The V7500 is straightforward to get up and running, but also flexible enough to support a fairly sophisticated calibration.

Getting the picture on your screen involves simple but reasonably “tight” zoom and focus rings around the lens, with the zoom extending to a respectable 1.4x. There are also screw-down legs on the rear corners of the unit if you need to tilt the projector slightly to position its pictures correctly.

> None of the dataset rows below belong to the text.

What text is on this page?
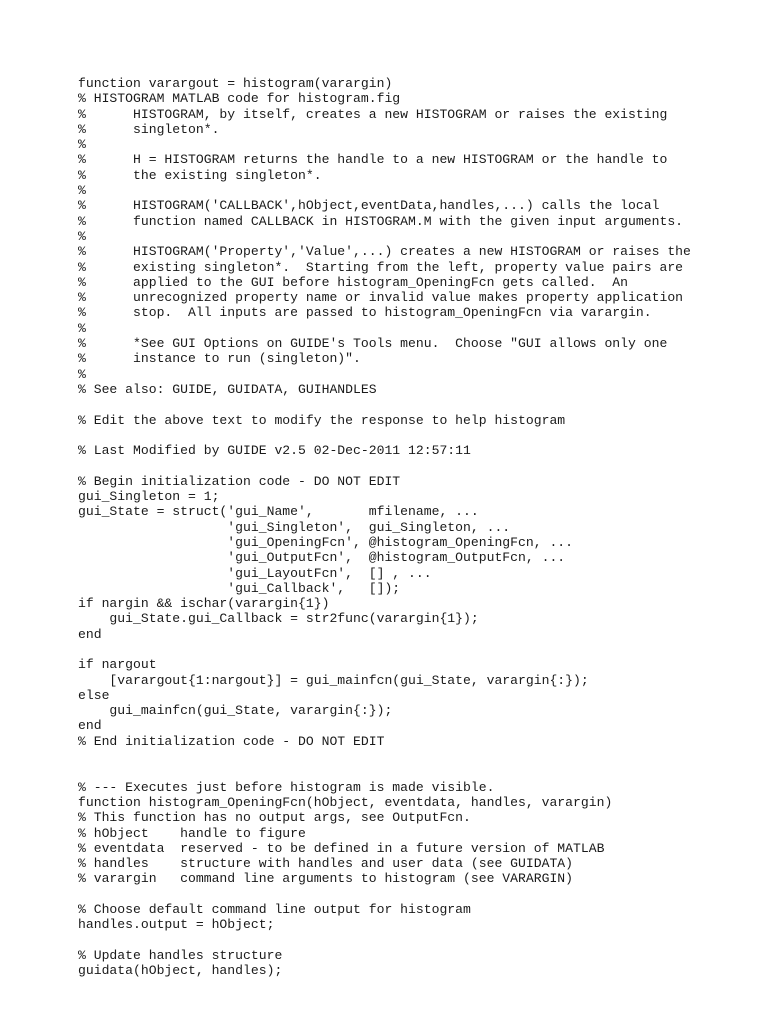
function varargout = histogram(varargin)
% HISTOGRAM MATLAB code for histogram.fig
%      HISTOGRAM, by itself, creates a new HISTOGRAM or raises the existing
%      singleton*.
%
%      H = HISTOGRAM returns the handle to a new HISTOGRAM or the handle to
%      the existing singleton*.
%
%      HISTOGRAM('CALLBACK',hObject,eventData,handles,...) calls the local
%      function named CALLBACK in HISTOGRAM.M with the given input arguments.
%
%      HISTOGRAM('Property','Value',...) creates a new HISTOGRAM or raises the
%      existing singleton*.  Starting from the left, property value pairs are
%      applied to the GUI before histogram_OpeningFcn gets called.  An
%      unrecognized property name or invalid value makes property application
%      stop.  All inputs are passed to histogram_OpeningFcn via varargin.
%
%      *See GUI Options on GUIDE's Tools menu.  Choose "GUI allows only one
%      instance to run (singleton)".
%
% See also: GUIDE, GUIDATA, GUIHANDLES
% Edit the above text to modify the response to help histogram
% Last Modified by GUIDE v2.5 02-Dec-2011 12:57:11
% Begin initialization code - DO NOT EDIT
gui_Singleton = 1;
gui_State = struct('gui_Name',       mfilename, ...
'gui_Singleton',  gui_Singleton, ...
'gui_OpeningFcn', @histogram_OpeningFcn, ...
'gui_OutputFcn',  @histogram_OutputFcn, ...
'gui_LayoutFcn',  [] , ...
'gui_Callback',   []);
if nargin && ischar(varargin{1})
gui_State.gui_Callback = str2func(varargin{1});
end
if nargout
[varargout{1:nargout}] = gui_mainfcn(gui_State, varargin{:});
else
gui_mainfcn(gui_State, varargin{:});
end
% End initialization code - DO NOT EDIT
% --- Executes just before histogram is made visible.
function histogram_OpeningFcn(hObject, eventdata, handles, varargin)
% This function has no output args, see OutputFcn.
% hObject    handle to figure
% eventdata  reserved - to be defined in a future version of MATLAB
% handles    structure with handles and user data (see GUIDATA)
% varargin   command line arguments to histogram (see VARARGIN)
% Choose default command line output for histogram
handles.output = hObject;
% Update handles structure
guidata(hObject, handles);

The likelihood that you’ll need to use them is reduced by the provision of a vertical image shift wheel, however, which sits just about the lens. It’s practically unheard of for a projector as cheap as the V7500 to carry vertical image shift, but it’s a hugely welcome discovery since it greatly reduces the likelihood of you having to use image-distorting keystone correction to keep the edges of your image perpendicular.
Acer V7500Acer V7500 projector on white background.

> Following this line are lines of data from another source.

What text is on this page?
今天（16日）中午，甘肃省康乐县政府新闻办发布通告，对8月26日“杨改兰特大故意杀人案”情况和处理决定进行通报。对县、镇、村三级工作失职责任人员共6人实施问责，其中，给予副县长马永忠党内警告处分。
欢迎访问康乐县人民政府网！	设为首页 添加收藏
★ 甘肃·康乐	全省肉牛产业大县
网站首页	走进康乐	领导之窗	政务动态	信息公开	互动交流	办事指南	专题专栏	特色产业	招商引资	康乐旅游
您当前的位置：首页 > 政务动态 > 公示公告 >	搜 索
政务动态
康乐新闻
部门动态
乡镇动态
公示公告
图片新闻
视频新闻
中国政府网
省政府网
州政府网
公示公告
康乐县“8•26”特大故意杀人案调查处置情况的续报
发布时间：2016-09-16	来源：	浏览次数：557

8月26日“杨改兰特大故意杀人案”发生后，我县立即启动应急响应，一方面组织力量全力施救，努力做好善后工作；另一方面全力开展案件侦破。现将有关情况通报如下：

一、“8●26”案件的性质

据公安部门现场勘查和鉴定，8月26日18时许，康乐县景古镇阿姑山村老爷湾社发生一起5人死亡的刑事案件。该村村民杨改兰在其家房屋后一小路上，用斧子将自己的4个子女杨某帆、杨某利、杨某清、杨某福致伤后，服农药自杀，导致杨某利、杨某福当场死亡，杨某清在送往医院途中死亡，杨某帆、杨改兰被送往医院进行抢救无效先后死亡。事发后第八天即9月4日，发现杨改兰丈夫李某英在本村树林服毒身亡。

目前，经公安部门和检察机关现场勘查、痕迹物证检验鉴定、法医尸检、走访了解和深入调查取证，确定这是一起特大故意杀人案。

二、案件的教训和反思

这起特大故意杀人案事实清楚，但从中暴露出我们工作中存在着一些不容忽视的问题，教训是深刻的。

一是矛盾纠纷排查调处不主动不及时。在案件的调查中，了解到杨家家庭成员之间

Acer’s attractive, if slightly cluttered, on-screen menus carry a solid set of setup tricks. These include colour management for all six primary and secondary colours; white peaking and black extension adjustments; Texas Instruments’ BrilliantColor tech for boosting colour saturations; a series of helpful gamma presets; and colour temperature fine-tuning consisting of gain and bias adjustments for the red, green and blue colour elements.
 
While seeing such “serious” calibration systems on a projector at this price is impressive, it’s also good to discover thoughtful, casual-use touches too. These include a selection of colour-compensation options for those who may be projecting on to a wall rather than a screen, and a series of helpful picture presets.

Of the settings available, I found the most useful to be the Movie preset with gamma curve set to 2.2; Eco mode turned on (to boost black levels); Black Extension turned off (as it crushes out shadow detail); LumiSense set to off on account of the big increase in running noise it causes; and White Peaking set to 8.

Some may prefer to turn off the BrilliantColor feature too, although in this instance I quite enjoyed the slight extra colour kick it introduces – especially since it doesn’t cause extra noise and grain like it can on some implementations.